1. Tidak ada lagi keistimewaan tarif. 2. Orang yang berpaspor Hongkong tidak bisa bebas lagi masuk Amerika. Orang Hongkong harus urus visa. 3. Tidak bisa punya dwi-kewarganegaraan Hongkong-Amerika Serikat.
Pokoknya hubungan AS dengan Hongkong menjadi sama dengan hubungan AS dengan Shanghai atau Guangzhou. Kalau hanya itu sih apa pedulinya Tiongkok. Yang akan paling menderita justru orang Hongkong sendiri. Terutama lapisan bisnisnya. Pun kelompok profesionalnya.
Tapi Tiongkok pasti tidak peduli dengan itu. Tiongkok bisa bersikap: salah rakyat Hongkong sendiri, mengapa demo besar-besaran sepanjang tahun --yang tujuan akhirnya minta Hongkong merdeka. Keputusan Trump lainnya: akan memberi sanksi langsung kepada pejabat-pejabat tinggi Tiongkok dan Hongkong.

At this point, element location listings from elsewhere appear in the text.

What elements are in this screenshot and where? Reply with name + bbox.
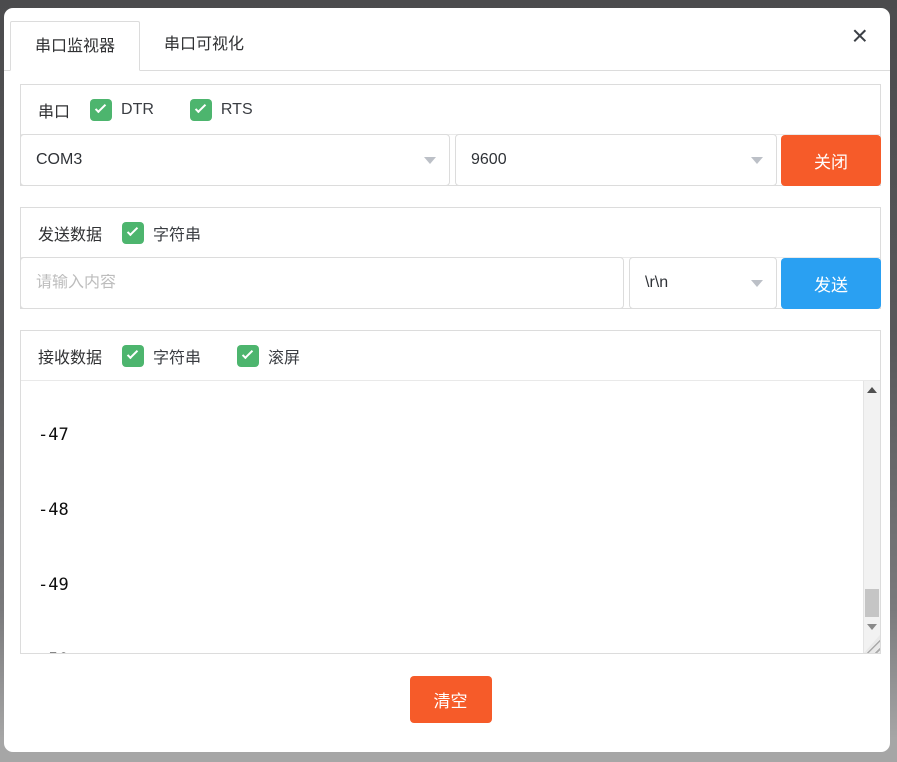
data-line: -47	[38, 423, 863, 448]
modal-backdrop: 串口监视器 串口可视化 × 串口 DTR RTS	[0, 0, 897, 762]
checkmark-icon	[127, 347, 138, 358]
serial-port-header: 串口 DTR RTS	[21, 85, 880, 135]
send-data-controls: \r\n 发送	[21, 258, 880, 308]
data-line: -48	[38, 498, 863, 523]
checkmark-icon	[95, 101, 106, 112]
checkbox-send-string[interactable]	[122, 222, 144, 244]
checkmark-icon	[127, 224, 138, 235]
dtr-checkbox-group: DTR	[90, 99, 154, 121]
receive-data-body: -47 -48 -49 -50 -51 -52 -53 -54 -55 -56	[21, 381, 880, 653]
chevron-down-icon	[424, 157, 436, 164]
serial-monitor-dialog: 串口监视器 串口可视化 × 串口 DTR RTS	[4, 8, 890, 752]
send-data-title: 发送数据	[38, 221, 102, 245]
receive-data-title: 接收数据	[38, 344, 102, 368]
tab-bar: 串口监视器 串口可视化 ×	[4, 8, 890, 71]
receive-string-checkbox-group: 字符串	[122, 344, 201, 368]
send-button[interactable]: 发送	[781, 258, 881, 309]
chevron-down-icon	[751, 280, 763, 287]
send-data-header: 发送数据 字符串	[21, 208, 880, 258]
line-ending-select-value: \r\n	[645, 274, 668, 292]
close-icon[interactable]: ×	[852, 22, 868, 50]
port-close-button[interactable]: 关闭	[781, 135, 881, 186]
vertical-scrollbar[interactable]	[863, 381, 880, 653]
send-input[interactable]	[36, 274, 608, 292]
send-data-section: 发送数据 字符串 \r\n 发送	[20, 207, 881, 309]
scroll-up-button[interactable]	[864, 381, 880, 398]
checkbox-receive-scroll[interactable]	[237, 345, 259, 367]
checkmark-icon	[242, 347, 253, 358]
receive-data-area[interactable]: -47 -48 -49 -50 -51 -52 -53 -54 -55 -56	[21, 373, 863, 653]
send-string-checkbox-group: 字符串	[122, 221, 201, 245]
scrollbar-track[interactable]	[864, 398, 880, 618]
data-line: -49	[38, 573, 863, 598]
checkbox-rts[interactable]	[190, 99, 212, 121]
checkbox-send-string-label: 字符串	[153, 221, 201, 245]
baud-select-value: 9600	[471, 151, 507, 169]
tab-serial-visualization[interactable]: 串口可视化	[140, 20, 268, 70]
baud-select[interactable]: 9600	[455, 134, 777, 186]
checkbox-dtr[interactable]	[90, 99, 112, 121]
checkbox-rts-label: RTS	[221, 101, 253, 119]
rts-checkbox-group: RTS	[190, 99, 253, 121]
receive-scroll-checkbox-group: 滚屏	[237, 344, 300, 368]
port-select[interactable]: COM3	[20, 134, 450, 186]
checkbox-dtr-label: DTR	[121, 101, 154, 119]
checkbox-receive-string-label: 字符串	[153, 344, 201, 368]
line-ending-select[interactable]: \r\n	[629, 257, 777, 309]
arrow-down-icon	[867, 624, 877, 630]
receive-data-section: 接收数据 字符串 滚屏 -47 -48 -49 -50	[20, 330, 881, 654]
serial-port-controls: COM3 9600 关闭	[21, 135, 880, 185]
arrow-up-icon	[867, 387, 877, 393]
checkmark-icon	[195, 101, 206, 112]
chevron-down-icon	[751, 157, 763, 164]
data-line: -50	[38, 648, 863, 653]
resize-grip-icon[interactable]	[864, 635, 880, 653]
dialog-footer: 清空	[20, 654, 881, 723]
tab-serial-monitor[interactable]: 串口监视器	[10, 21, 140, 71]
dialog-content: 串口 DTR RTS COM3	[4, 84, 890, 723]
send-input-wrapper	[20, 257, 624, 309]
scroll-down-button[interactable]	[864, 618, 880, 635]
serial-port-title: 串口	[38, 98, 70, 122]
scrollbar-thumb[interactable]	[865, 589, 879, 617]
clear-button[interactable]: 清空	[410, 676, 492, 723]
port-select-value: COM3	[36, 151, 82, 169]
checkbox-receive-scroll-label: 滚屏	[268, 344, 300, 368]
serial-port-section: 串口 DTR RTS COM3	[20, 84, 881, 186]
checkbox-receive-string[interactable]	[122, 345, 144, 367]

Mungkin mirip sanksi yang dijatuhkan pada pejabat-pejabat tinggi Iran --yang tidak bisa bepergian ke Amerika. Termasuk, siapa tahu, tidak bisa ke markas PBB yang ada di New York. Tapi siapa tahu juga PBB sudah ambil pelajaran dari Covid-19: sidang PBB-nya lewat Zoom. Pun siapa tahu penyelenggara Zoom yang ditunjuk adalah Jagaters-nya JTO --mantan anak buah saya yang kini jadi bos penyelenggara webinar yang laris.
Keputusan Trump itu pasti membuat heboh warga Hongkong. Saya jadi ingat teman saya: orang Surabaya. Ia memilih menjadi warga negara Hongkong. Katanya: fleksibelnya bukan main. Ia bisa ke Amerika, Inggris, Kanada, Eropa kapan saja. Semaunya. Kini mereka akan menjadi sama dengan warga negara Tiongkok. Yang untuk ke negara-negara itu harus mengurus visa --pun tidak tentu bisa dapat.
Pengusaha di Hongkong benar-benar pusing
Tapi apa peduli Tiongkok. Hongkong --di mata Tiongkok-- tidak lagi sepenting 30 tahun lalu. Dulu pelabuhan Hongkong menjadi andalan transshipment. Baik untuk ekspor maupun impor. Pelabuhan Hongkong salah satu paling efisien di dunia. Kini peranan pelabuhan Hongkong kurang dari 5 persen. Pelabuhan Shenzhen sudah tidak kalah. Apalagi pelabuhan Shanghai. Atau Tianjin. Atau Dalian. Dan masih banyak lagi.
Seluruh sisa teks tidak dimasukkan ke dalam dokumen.